Many of you may have more adventurous palates than I do, but hopefully you won't think badly of me that it took me until my late 30's to give sardines a chance.  I first had them in Palermo, Sicily on a trip with my family.  They were served in a fennel and tomato sauce: heavy fennel and sardines, light tomato.  I loved the dish: Pasta con le sarde e finocchio (not to be confused with Pinnochio, which I don't think I'd enjoy as much).  Obviously, if you've never tried sardines, I'd recommend a trip to Sicily post-haste...what better way to eat them for the first time?!

But for those of us who won't be venturing to Sicily anytime soon (sob) may I recommend another version?  In Sicily, the dish is primarily made with the wild mountain fennel that is ubiquitous to the island...and kind of hard to get here.  I just use regular bulb fennel, with the understanding that it's technically a different dish but equally tasty.

I'm proud to say that since our trip, and since my adventurous dive into previously untasted foods, I've been a wild child.  I had wood-grilled fresh sardines at a local seafood restaurant (lovely!), I had sweetbreads at a local French-inspired restaurant, and while in San Antonio, I had Tex-Mex versions of pancreas, sweetbreads, and other kinds of offal.  None of them were anywhere near as unpleasant as I thought they might be, and some were actually things I'd happily eat again.  Watch out world!
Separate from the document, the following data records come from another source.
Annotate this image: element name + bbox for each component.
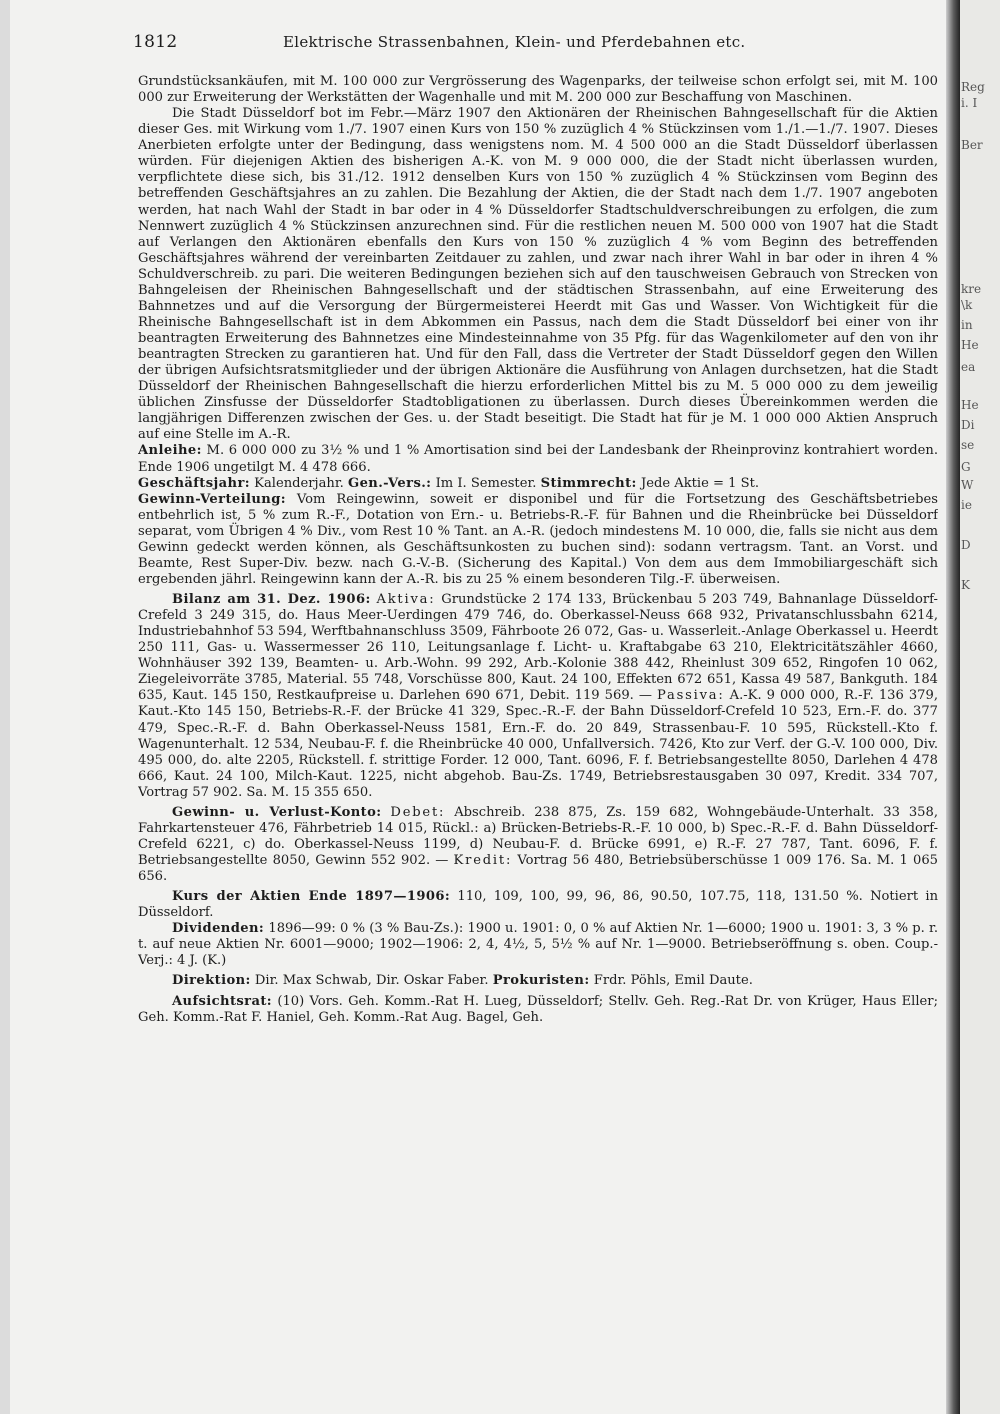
neighbor-fragment: Di [961,418,975,432]
anleihe-label: Anleihe: [138,443,202,459]
prokuristen-label: Prokuristen: [492,973,590,989]
neighbor-fragment: He [961,338,979,352]
paragraph-capital-use: Grundstücksankäufen, mit M. 100 000 zur Vergrösserung des Wagenparks, der teilweise schon erfolgt sei, mit M. 100 000 zur Erweiterung der Werkstätten der Wagenhalle und mit M. 200 000 zur Beschaffung von Maschinen. [138,74,938,106]
text-body [138,74,938,1394]
gewinn-verteilung-label: Gewinn-Verteilung: [138,491,287,507]
running-title: Elektrische Strassenbahnen, Klein- und Pferdebahnen etc. [283,33,746,51]
dividenden-text: 1896—99: 0 % (3 % Bau-Zs.): 1900 u. 1901: 0, 0 % auf Aktien Nr. 1—6000; 1900 u. 1901: 3, 3 % p. r. t. auf neue Aktien Nr. 6001—9000; 1902—1906: 2, 4, 4½, 5, 5½ % auf Nr. 1—9000. Betriebseröffnung s. oben. Coup.-Verj.: 4 J. (K.) [138,921,938,969]
aktiva-text: Grundstücke 2 174 133, Brückenbau 5 203 749, Bahnanlage Düsseldorf-Crefeld 3 249 315, do. Haus Meer-Uerdingen 479 746, do. Oberkassel-Neuss 668 932, Privatanschlussbahn 6214, Industriebahnhof 53 594, Werftbahnanschluss 3509, Fährboote 26 072, Gas- u. Wasserleit.-Anlage Oberkassel u. Heerdt 250 111, Gas- u. Wassermesser 26 110, Leitungsanlage f. Licht- u. Kraftabgabe 63 210, Elektricitätszähler 4660, Wohnhäuser 392 139, Beamten- u. Arb.-Wohn. 99 292, Arb.-Kolonie 388 442, Rheinlust 309 652, Ringofen 10 062, Ziegeleivorräte 3785, Material. 55 748, Vorschüsse 800, Kaut. 24 100, Effekten 672 651, Kassa 49 587, Bankguth. 184 635, Kaut. 145 150, Restkaufpreise u. Darlehen 690 671, Debit. 119 569. — [138,592,938,704]
guv-label: Gewinn- u. Verlust-Konto: [172,804,382,820]
paragraph-city-offer: Die Stadt Düsseldorf bot im Febr.—März 1907 den Aktionären der Rheinischen Bahngesellschaft für die Aktien dieser Ges. mit Wirkung vom 1./7. 1907 einen Kurs von 150 % zuzüglich 4 % Stückzinsen vom 1./1.—1./7. 1907. Dieses Anerbieten erfolgte unter der Bedingung, dass wenigstens nom. M. 4 500 000 an die Stadt Düsseldorf überlassen würden. Für diejenigen Aktien des bisherigen A.-K. von M. 9 000 000, die der Stadt nicht überlassen wurden, verpflichtete diese sich, bis 31./12. 1912 denselben Kurs von 150 % zuzüglich 4 % Stückzinsen vom Beginn des betreffenden Geschäftsjahres an zu zahlen. Die Bezahlung der Aktien, die der Stadt nach dem 1./7. 1907 angeboten werden, hat nach Wahl der Stadt in bar oder in 4 % Düsseldorfer Stadtschuldverschreibungen zu erfolgen, die zum Nennwert zuzüglich 4 % Stückzinsen anzurechnen sind. Für die restlichen neuen M. 500 000 von 1907 hat die Stadt auf Verlangen den Aktionären ebenfalls den Kurs von 150 % zuzüglich 4 % vom Beginn des betreffenden Geschäftsjahres während der vereinbarten Zeitdauer zu zahlen, und zwar nach ihrer Wahl in bar oder in ihren 4 % Schuldverschreib. zu pari. Die weiteren Bedingungen beziehen sich auf den tauschweisen Gebrauch von Strecken von Bahngeleisen der Rheinischen Bahngesellschaft und der städtischen Strassenbahn, auf eine Erweiterung des Bahnnetzes und auf die Versorgung der Bürgermeisterei Heerdt mit Gas und Wasser. Von Wichtigkeit für die Rheinische Bahngesellschaft ist in dem Abkommen ein Passus, nach dem die Stadt Düsseldorf bei einer von ihr beantragten Erweiterung des Bahnnetzes eine Mindesteinnahme von 35 Pfg. für das Wagenkilometer auf den von ihr beantragten Strecken zu garantieren hat. Und für den Fall, dass die Vertreter der Stadt Düsseldorf gegen den Willen der übrigen Aufsichtsratsmitglieder und der übrigen Aktionäre die Ausführung von Anlagen durchsetzen, hat die Stadt Düsseldorf der Rheinischen Bahngesellschaft die hierzu erforderlichen Mittel bis zu M. 5 000 000 zu dem jeweilig üblichen Zinsfusse der Düsseldorfer Stadtobligationen zu überlassen. Durch dieses Übereinkommen werden die langjährigen Differenzen zwischen der Ges. u. der Stadt beseitigt. Die Stadt hat für je M. 1 000 000 Aktien Anspruch auf eine Stelle im A.-R. [138,106,938,443]
neighbor-fragment: Reg [961,80,985,94]
running-header [133,32,933,56]
aufsichtsrat-label: Aufsichtsrat: [172,993,273,1009]
neighbor-fragment: se [961,438,975,452]
neighbor-fragment: kre [961,282,982,296]
kurs-text: 110, 109, 100, 99, 96, 86, 90.50, 107.75, 118, 131.50 %. Notiert in Düsseldorf. [138,889,938,921]
anleihe-text: M. 6 000 000 zu 3½ % und 1 % Amortisation sind bei der Landesbank der Rheinprovinz kontrahiert worden. Ende 1906 ungetilgt M. 4 478 666. [138,443,938,475]
direktion-text: Dir. Max Schwab, Dir. Oskar Faber. [254,973,489,989]
neighbor-fragment: G [961,460,971,474]
section-dividenden [138,921,938,969]
neighbor-fragment: Ber [961,138,983,152]
neighbor-fragment: in [961,318,973,332]
neighbor-page-edge [960,0,1000,1414]
neighbor-fragment: ie [961,498,972,512]
debet-text: Abschreib. 238 875, Zs. 159 682, Wohngebäude-Unterhalt. 33 358, Fahrkartensteuer 476, Fährbetrieb 14 015, Rückl.: a) Brücken-Betriebs-R.-F. 10 000, b) Spec.-R.-F. d. Bahn Düsseldorf-Crefeld 6221, c) do. Oberkassel-Neuss 1199, d) Neubau-F. d. Brücke 6991, e) R.-F. 27 787, Tant. 6096, F. f. Betriebsangestellte 8050, Gewinn 552 902. — [138,804,938,868]
direktion-label: Direktion: [172,973,251,989]
neighbor-fragment: \k [961,298,973,312]
aufsichtsrat-text: (10) Vors. Geh. Komm.-Rat H. Lueg, Düsseldorf; Stellv. Geh. Reg.-Rat Dr. von Krüger, Haus Eller; Geh. Komm.-Rat F. Haniel, Geh. Komm.-Rat Aug. Bagel, Geh. [138,993,938,1025]
prokuristen-text: Frdr. Pöhls, Emil Daute. [593,973,753,989]
stimmrecht-label: Stimmrecht: [540,475,637,491]
document-page [10,0,946,1414]
kurs-label: Kurs der Aktien Ende 1897—1906: [172,889,451,905]
gen-vers-label: Gen.-Vers.: [347,475,432,491]
dividenden-label: Dividenden: [172,921,265,937]
neighbor-fragment: i. I [961,96,978,110]
neighbor-fragment: ea [961,360,976,374]
section-geschaeftsjahr [138,476,938,492]
geschaeftsjahr-label: Geschäftsjahr: [138,475,250,491]
book-gutter [946,0,960,1414]
section-anleihe [138,443,938,475]
bilanz-label: Bilanz am 31. Dez. 1906: [172,592,371,607]
section-guv [138,805,938,885]
gewinn-verteilung-text: Vom Reingewinn, soweit er disponibel und für die Fortsetzung des Geschäftsbetriebes entbehrlich ist, 5 % zum R.-F., Dotation von Ern.- u. Betriebs-R.-F. für Bahnen und die Rheinbrücke bei Düsseldorf separat, vom Übrigen 4 % Div., vom Rest 10 % Tant. an A.-R. (jedoch mindestens M. 10 000, die, falls sie nicht aus dem Gewinn gedeckt werden können, als Geschäftsunkosten zu buchen sind): sodann vertragsm. Tant. an Vorst. und Beamte, Rest Super-Div. bezw. nach G.-V.-B. (Sicherung des Kapital.) Von dem aus dem Immobiliargeschäft sich ergebenden jährl. Reingewinn kann der A.-R. bis zu 25 % einem besonderen Tilg.-F. überweisen. [138,491,938,587]
page-number: 1812 [133,32,178,52]
aktiva-label: Aktiva: [376,592,436,607]
kredit-label: Kredit: [453,853,513,868]
passiva-label: Passiva: [656,688,725,704]
debet-label: Debet: [390,804,446,820]
section-bilanz [138,592,938,801]
section-kurs [138,889,938,921]
section-direktion [138,973,938,989]
section-aufsichtsrat [138,994,938,1026]
neighbor-fragment: W [961,478,974,492]
stimmrecht-text: Jede Aktie = 1 St. [640,475,760,491]
passiva-text: A.-K. 9 000 000, R.-F. 136 379, Kaut.-Kto 145 150, Betriebs-R.-F. der Brücke 41 329, Spec.-R.-F. der Bahn Düsseldorf-Crefeld 10 523, Ern.-F. do. 377 479, Spec.-R.-F. d. Bahn Oberkassel-Neuss 1581, Ern.-F. do. 20 849, Strassenbau-F. 10 595, Rückstell.-Kto f. Wagenunterhalt. 12 534, Neubau-F. f. die Rheinbrücke 40 000, Unfallversich. 7426, Kto zur Verf. der G.-V. 100 000, Div. 495 000, do. alte 2205, Rückstell. f. strittige Forder. 12 000, Tant. 6096, F. f. Betriebsangestellte 8050, Darlehen 4 478 666, Kaut. 24 100, Milch-Kaut. 1225, nicht abgehob. Bau-Zs. 1749, Betriebsrestausgaben 30 097, Kredit. 334 707, Vortrag 57 902. Sa. M. 15 355 650. [138,688,938,800]
gen-vers-text: Im I. Semester. [435,475,537,491]
geschaeftsjahr-text: Kalenderjahr. [254,475,344,491]
neighbor-fragment: He [961,398,979,412]
section-gewinn-verteilung [138,492,938,588]
neighbor-fragment: K [961,578,970,592]
neighbor-fragment: D [961,538,971,552]
kredit-text: Vortrag 56 480, Betriebsüberschüsse 1 009 176. Sa. M. 1 065 656. [138,853,938,885]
Pasta con le sarde e finocchio
(Pasta with Sardines and Fennel)
by Me  (my version, anyway)
serves 2-4*

4-8 oz linguine or fettucine, reserve water*
2-4 tbsp olive oil
1/2 large fennel bulb, stalks cut off and fronds reserved, bulb halved and sliced no more than 1/4 inch thick
1/2 large onion, sliced into thin half moons, no thicker than the fennel
salt (I used about 3 tsp total between pasta water and sauce)
1/4 c dry white wine
1  14 1/2 oz can diced tomatoes, preferably low sodium
pepper to taste
1 (or more) tin(s) of skinless, boneless sardines in water**

1.  Bring a large pot of water to a boil; when at a rolling boil add salt (I used about 2 tsp).  Add pasta and cook until al dente.  Reserve 1 cup of pasta water.

2.  While water comes to a boil, heat 2-3 tbsp olive oil in a large skillet over medium heat.  When oil is warm, add onions and fennel, and 1/2 tsp salt.  Cook, stirring, until onions are almost translucent and fennel is softened, about 5 minutes.  Add white wine; cook until evaporated, about 1-2 minutes.  Stir in tomatoes and pepper and heat through.  Add sardines, stir into sauce, breaking them up into desired sizes (I leave a few grape sized chunks in ours).
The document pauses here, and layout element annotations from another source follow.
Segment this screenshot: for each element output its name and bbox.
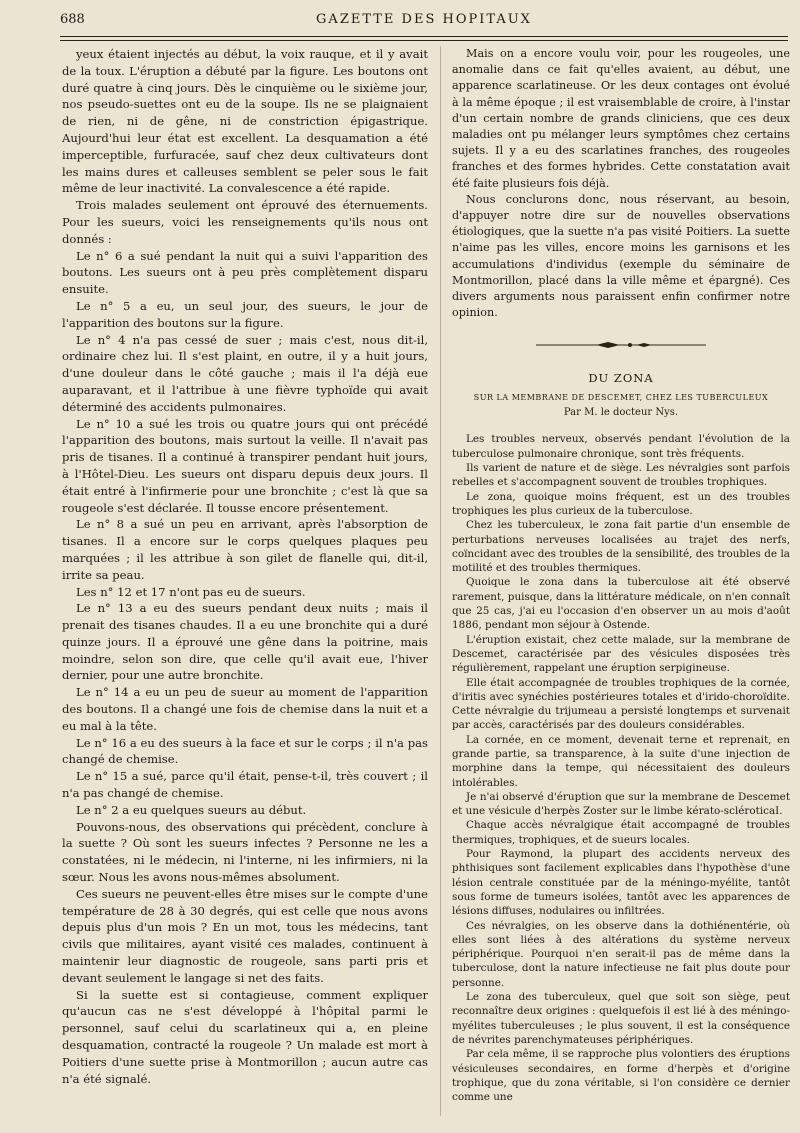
paragraph: Elle était accompagnée de troubles trophiques de la cornée, d'iritis avec synéchies postérieures totales et d'irido-choroïdite. Cette névralgie du trijumeau a persisté longtemps et survenait par accès, caractérisés par des douleurs considérables. <box>452 676 790 732</box>
paragraph: Le n° 16 a eu des sueurs à la face et sur le corps ; il n'a pas changé de chemise. <box>62 735 428 767</box>
article-author: Par M. le docteur Nys. <box>563 407 679 419</box>
page-header <box>60 12 788 34</box>
paragraph: Si la suette est si contagieuse, comment expliquer qu'aucun cas ne s'est développé à l'hôpital parmi le personnel, sauf celui du scarlatineux qui a, en pleine desquamation, contracté la rougeole ? Un malade est mort à Poitiers d'une suette prise à Montmorillon ; aucun autre cas n'a été signalé. <box>62 987 428 1086</box>
section-divider-ornament <box>536 341 706 349</box>
header-rule-thin <box>60 40 788 41</box>
left-column <box>62 46 428 1126</box>
paragraph: Les n° 12 et 17 n'ont pas eu de sueurs. <box>76 584 306 599</box>
paragraph: Le n° 2 a eu quelques sueurs au début. <box>76 802 307 817</box>
paragraph: Ces névralgies, on les observe dans la dothiénentérie, où elles sont liées à des altérations du système nerveux périphérique. Pourquoi n'en serait-il pas de même dans la tuberculose, dont la nature infectieuse ne fait plus doute pour personne. <box>452 919 790 989</box>
paragraph: Le n° 14 a eu un peu de sueur au moment de l'apparition des boutons. Il a changé une fois de chemise dans la nuit et a eu mal à la tête. <box>62 685 428 733</box>
right-column <box>452 46 790 1126</box>
paragraph: Chaque accès névralgique était accompagné de troubles thermiques, trophiques, et de sueurs locales. <box>452 819 790 846</box>
paragraph: L'éruption existait, chez cette malade, sur la membrane de Descemet, caractérisée par des vésicules disposées très régulièrement, rappelant une éruption serpigineuse. <box>452 633 790 675</box>
continued-text <box>452 46 790 321</box>
article-title: DU ZONA <box>588 371 654 386</box>
paragraph: Le n° 8 a sué un peu en arrivant, après l'absorption de tisanes. Il a encore sur le corps quelques plaques peu marquées ; il les attribue à son gilet de flanelle qui, dit-il, irrite sa peau. <box>62 517 428 582</box>
paragraph: Ces sueurs ne peuvent-elles être mises sur le compte d'une température de 28 à 30 degrés, qui est celle que nous avons depuis plus d'un mois ? En un mot, tous les médecins, tant civils que militaires, ayant visité ces malades, continuent à maintenir leur diagnostic de rougeole, sans parti pris et devant seulement le langage si net des faits. <box>62 886 428 985</box>
paragraph: Le n° 6 a sué pendant la nuit qui a suivi l'apparition des boutons. Les sueurs ont à peu près complètement disparu ensuite. <box>62 248 428 297</box>
paragraph: Le n° 4 n'a pas cessé de suer ; mais c'est, nous dit-il, ordinaire chez lui. Il s'est plaint, en outre, il y a huit jours, d'une douleur dans le côté gauche ; mais il l'a déjà eue auparavant, et il l'attribue à une fièvre typhoïde qui avait déterminé des accidents pulmonaires. <box>62 332 428 414</box>
paragraph: Le zona, quoique moins fréquent, est un des troubles trophiques les plus curieux de la tuberculose. <box>452 490 790 517</box>
paragraph: Trois malades seulement ont éprouvé des éternuements. Pour les sueurs, voici les renseignements qu'ils nous ont donnés : <box>62 198 428 246</box>
page-number: 688 <box>60 12 85 27</box>
paragraph: Pouvons-nous, des observations qui précèdent, conclure à la suette ? Où sont les sueurs infectes ? Personne ne les a constatées, ni le médecin, ni l'interne, ni les infirmiers, ni la sœur. Nous les avons nous-mêmes absolument. <box>62 819 428 885</box>
paragraph: Le n° 5 a eu, un seul jour, des sueurs, le jour de l'apparition des boutons sur la figure. <box>62 298 428 330</box>
article-subtitle: SUR LA MEMBRANE DE DESCEMET, CHEZ LES TUBERCULEUX <box>473 393 769 403</box>
paragraph: Nous conclurons donc, nous réservant, au besoin, d'appuyer notre dire sur de nouvelles observations étiologiques, que la suette n'a pas visité Poitiers. La suette n'aime pas les villes, encore moins les garnisons et les accumulations d'individus (exemple du séminaire de Montmorillon, placé dans la ville même et épargné). Ces divers arguments nous paraissent enfin confirmer notre opinion. <box>452 192 790 320</box>
article-body <box>452 432 790 1104</box>
paragraph: Le n° 15 a sué, parce qu'il était, pense-t-il, très couvert ; il n'a pas changé de chemise. <box>62 769 428 801</box>
paragraph: yeux étaient injectés au début, la voix rauque, et il y avait de la toux. L'éruption a débuté par la figure. Les boutons ont duré quatre à cinq jours. Dès le cinquième ou le sixième jour, nos pseudo-suettes ont eu de la soupe. Ils ne se plaignaient de rien, ni de gêne, ni de constriction épigastrique. Aujourd'hui leur état est excellent. La desquamation a été imperceptible, furfuracée, sauf chez deux cultivateurs dont les mains dures et calleuses semblent se peler sous le fait même de leur inactivité. La convalescence a été rapide. <box>62 47 428 196</box>
paragraph: Chez les tuberculeux, le zona fait partie d'un ensemble de perturbations nerveuses localisées au trajet des nerfs, coïncidant avec des troubles de la sensibilité, des troubles de la motilité et des troubles thermiques. <box>452 519 790 575</box>
paragraph: Le n° 13 a eu des sueurs pendant deux nuits ; mais il prenait des tisanes chaudes. Il a eu une bronchite qui a duré quinze jours. Il a éprouvé une gêne dans la poitrine, mais moindre, selon son dire, que celle qu'il avait eue, l'hiver dernier, pour une autre bronchite. <box>62 601 428 683</box>
paragraph: Je n'ai observé d'éruption que sur la membrane de Descemet et une vésicule d'herpès Zoster sur le limbe kérato-scléroticaI. <box>452 790 790 818</box>
paragraph: Mais on a encore voulu voir, pour les rougeoles, une anomalie dans ce fait qu'elles avaient, au début, une apparence scarlatineuse. Or les deux contages ont évolué à la même époque ; il est vraisemblable de croire, à l'instar d'un certain nombre de grands cliniciens, que ces deux maladies ont pu mélanger leurs symptômes chez certains sujets. Il y a eu des scarlatines franches, des rougeoles franches et des formes hybrides. Cette constatation avait été faite plusieurs fois déjà. <box>452 47 790 190</box>
column-divider <box>440 46 441 1116</box>
paragraph: La cornée, en ce moment, devenait terne et reprenait, en grande partie, sa transparence, à la suite d'une injection de morphine dans la tempe, qui nécessitaient des douleurs intolérables. <box>452 733 790 789</box>
paragraph: Le zona des tuberculeux, quel que soit son siège, peut reconnaître deux origines : quelquefois il est lié à des méningo-myélites tuberculeuses ; le plus souvent, il est la conséquence de névrites parenchymateuses périphériques. <box>452 991 790 1046</box>
paragraph: Ils varient de nature et de siège. Les névralgies sont parfois rebelles et s'accompagnent souvent de troubles trophiques. <box>452 462 790 489</box>
journal-title: GAZETTE DES HOPITAUX <box>316 12 532 27</box>
paragraph: Quoique le zona dans la tuberculose ait été observé rarement, puisque, dans la littérature médicale, on n'en connaît que 25 cas, j'ai eu l'occasion d'en observer un au mois d'août 1886, pendant mon séjour à Ostende. <box>452 576 790 632</box>
paragraph: Pour Raymond, la plupart des accidents nerveux des phthisiques sont facilement explicables dans l'hypothèse d'une lésion centrale constituée par de la méningo-myélite, tantôt sous forme de tumeurs isolées, tantôt avec les apparences de lésions diffuses, nodulaires ou infiltrées. <box>452 848 790 918</box>
header-rule <box>60 36 788 37</box>
paragraph: Le n° 10 a sué les trois ou quatre jours qui ont précédé l'apparition des boutons, mais surtout la veille. Il n'avait pas pris de tisanes. Il a continué à transpirer pendant huit jours, à l'Hôtel-Dieu. Les sueurs ont disparu depuis deux jours. Il était entré à l'infirmerie pour une bronchite ; c'est là que sa rougeole s'est déclarée. Il tousse encore présentement. <box>62 416 428 515</box>
paragraph: Par cela même, il se rapproche plus volontiers des éruptions vésiculeuses secondaires, en forme d'herpès et d'origine trophique, que du zona véritable, si l'on considère ce dernier comme une <box>452 1048 790 1104</box>
paragraph: Les troubles nerveux, observés pendant l'évolution de la tuberculose pulmonaire chronique, sont très fréquents. <box>452 433 790 460</box>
3.  Drain pasta and toss with sauce, adding cooking water until sauce is desired consistency.  Mix in 3/4 of the reserved fennel fronds, and sprinkle the remaining 1/4 on top.

*I made the full amount of sauce tonight, but only 4 oz of pasta.  We ate a heavy sauce, light pasta dinner.  The sauce would easily mix with 8 oz of pasta, and would lightly-but-nicely coat 12 oz.  It might be pushing it with a full pound, though.

**I'm still not sure how much Larry loves sardines, so I only used one 4.3 oz tin for our sauce tonight.  I have his permission to add another tin next time I make it, and we'll see how it goes.  I've tried a few different brands, but my hands' down favorite is the Crown Prince Natural Wild Caught.  They're more ecologically friendly than some that are available, and the sardines are meaty and not overly fishy (though being sardines, they are fishy).